Probably like most people, I had spent the majority of my
adult life engaged in activities and interests where I showed some
proficiency. And that expertise is what
so deflated my daughter as she struggled with a subject she was not naturally
gifted in, even though she was a “gifted” student.
I remembered my softball days today as I began searching for
Socratic Seminar articles on overcoming the fear of public speaking for my handful
of anxious students. The tips in each article
were essentially the same as those in the student text, so of not much help. I cannily switched my search to YouTube, but
with little success there, either. I
found ads or motivational TedTalks by coaches who clearly worked with highly
proficient players.
That’s when I remembered another anecdote about my
daughter.
A few months ago, she shared with our writing critique group
how she sometimes pauses the “Perfection Tape” that plays in her head when she
begins a new piece: She tells herself to
create the worst piece of writing she possibly can. Once that is on paper, the revisions come easily. She has given herself permission to do a poor
job; therefore, in her mind, it is acceptable as a first draft.
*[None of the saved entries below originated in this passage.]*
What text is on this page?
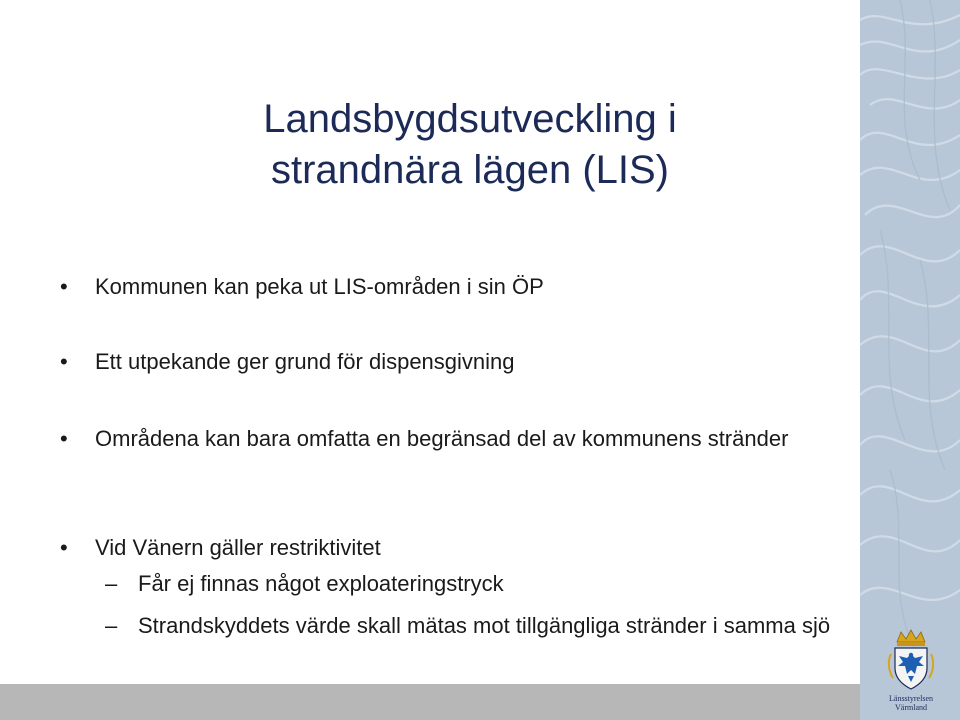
Landsbygdsutveckling i
strandnära lägen (LIS)
• Kommunen kan peka ut LIS-områden i sin ÖP
• Ett utpekande ger grund för dispensgivning
• Områdena kan bara omfatta en begränsad del av kommunens stränder
• Vid Vänern gäller restriktivitet
– Får ej finnas något exploateringstryck
– Strandskyddets värde skall mätas mot tillgängliga stränder i samma sjö
Länsstyrelsen
Värmland
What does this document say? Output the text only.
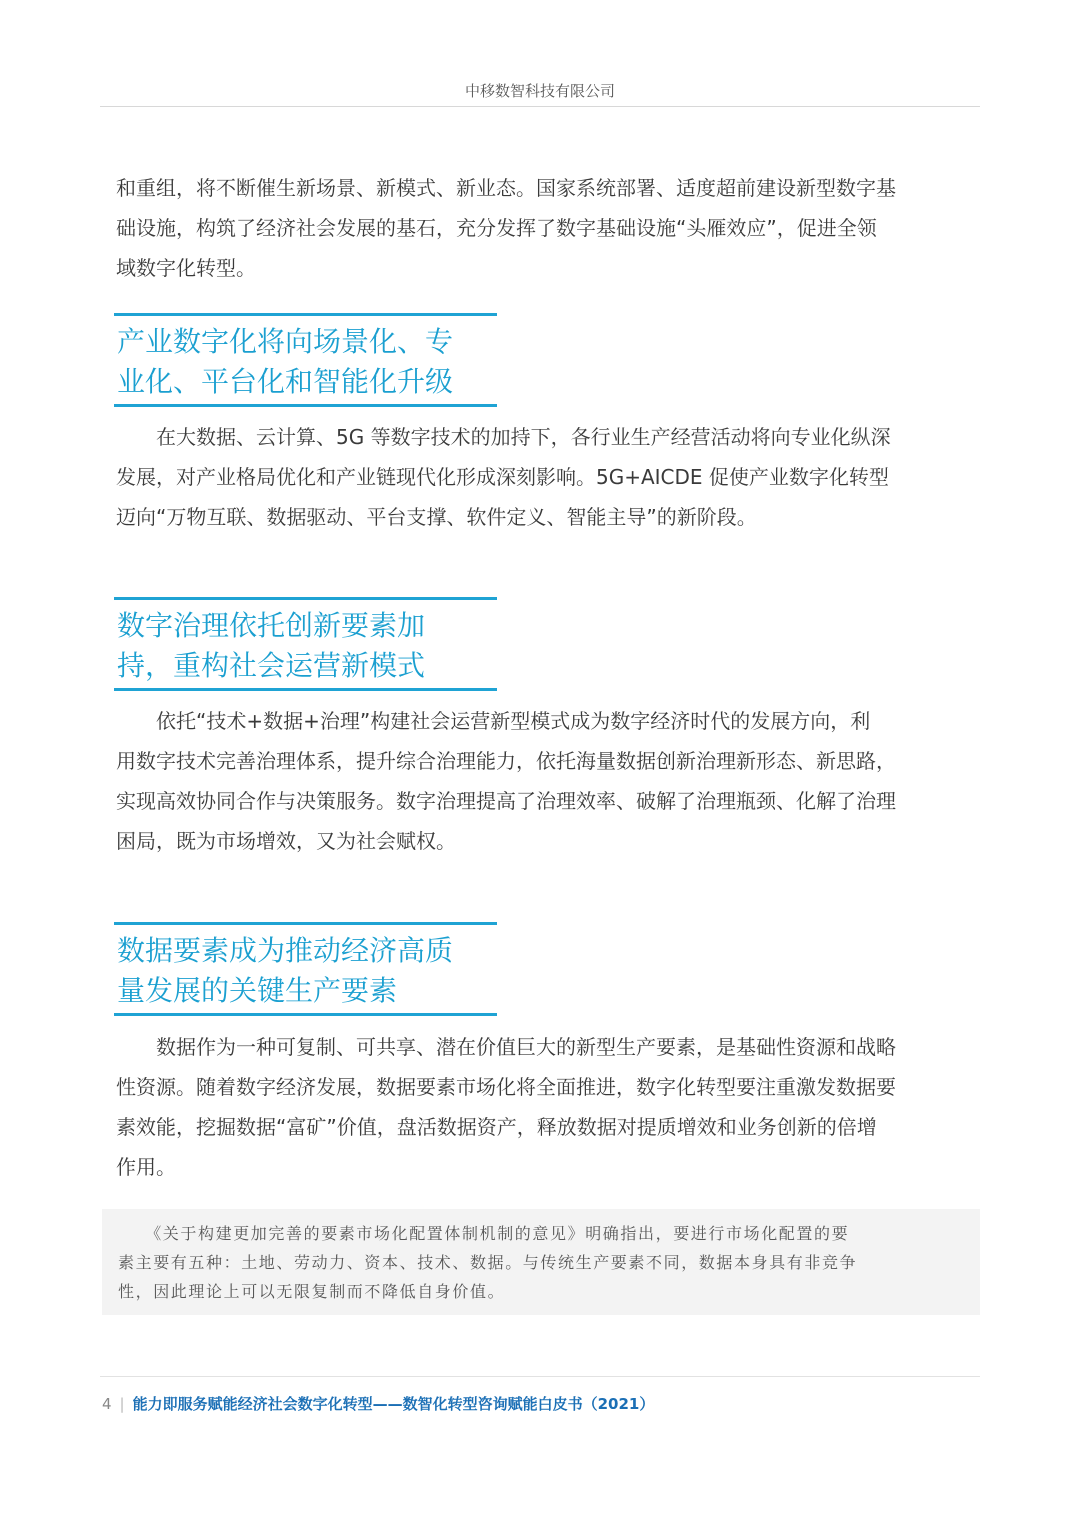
中移数智科技有限公司
和重组，将不断催生新场景、新模式、新业态。国家系统部署、适度超前建设新型数字基
础设施，构筑了经济社会发展的基石，充分发挥了数字基础设施“头雁效应”，促进全领
域数字化转型。
产业数字化将向场景化、专
业化、平台化和智能化升级
　　在大数据、云计算、5G 等数字技术的加持下，各行业生产经营活动将向专业化纵深
发展，对产业格局优化和产业链现代化形成深刻影响。5G+AICDE 促使产业数字化转型
迈向“万物互联、数据驱动、平台支撑、软件定义、智能主导”的新阶段。
数字治理依托创新要素加
持，重构社会运营新模式
　　依托“技术+数据+治理”构建社会运营新型模式成为数字经济时代的发展方向，利
用数字技术完善治理体系，提升综合治理能力，依托海量数据创新治理新形态、新思路，
实现高效协同合作与决策服务。数字治理提高了治理效率、破解了治理瓶颈、化解了治理
困局，既为市场增效，又为社会赋权。
数据要素成为推动经济高质
量发展的关键生产要素
　　数据作为一种可复制、可共享、潜在价值巨大的新型生产要素，是基础性资源和战略
性资源。随着数字经济发展，数据要素市场化将全面推进，数字化转型要注重激发数据要
素效能，挖掘数据“富矿”价值，盘活数据资产，释放数据对提质增效和业务创新的倍增
作用。
　　《关于构建更加完善的要素市场化配置体制机制的意见》明确指出，要进行市场化配置的要
素主要有五种：土地、劳动力、资本、技术、数据。与传统生产要素不同，数据本身具有非竞争
性，因此理论上可以无限复制而不降低自身价值。
4 | 能力即服务赋能经济社会数字化转型——数智化转型咨询赋能白皮书（2021）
Her strategy is like when I tell my students to circle words
they cannot spell. It gives them
permission to get the content onto paper and ignore conventions for the
drafting stage.
That’s when I had it:
I will schedule time for my Speech students to give the worst speech
they can imagine. Maybe we will even
come up with a rubric for it. We could take the official speech rubric and
negate it in as many ways as possible. Then
each student will have two minutes to try to outdo each other in the worst
speech possible, as their first speech.
Of course, it won’t be graded, but it will allow them to mess up… and in
a huge and public way, and with an appreciative audience. Their second speech is bound to be better,
now that they will have done their worst.
If it turns out the way my softball experience did, it will
be an opportunity for nervous students to realize that even though we can
sometimes look silly and inept, we can always improve.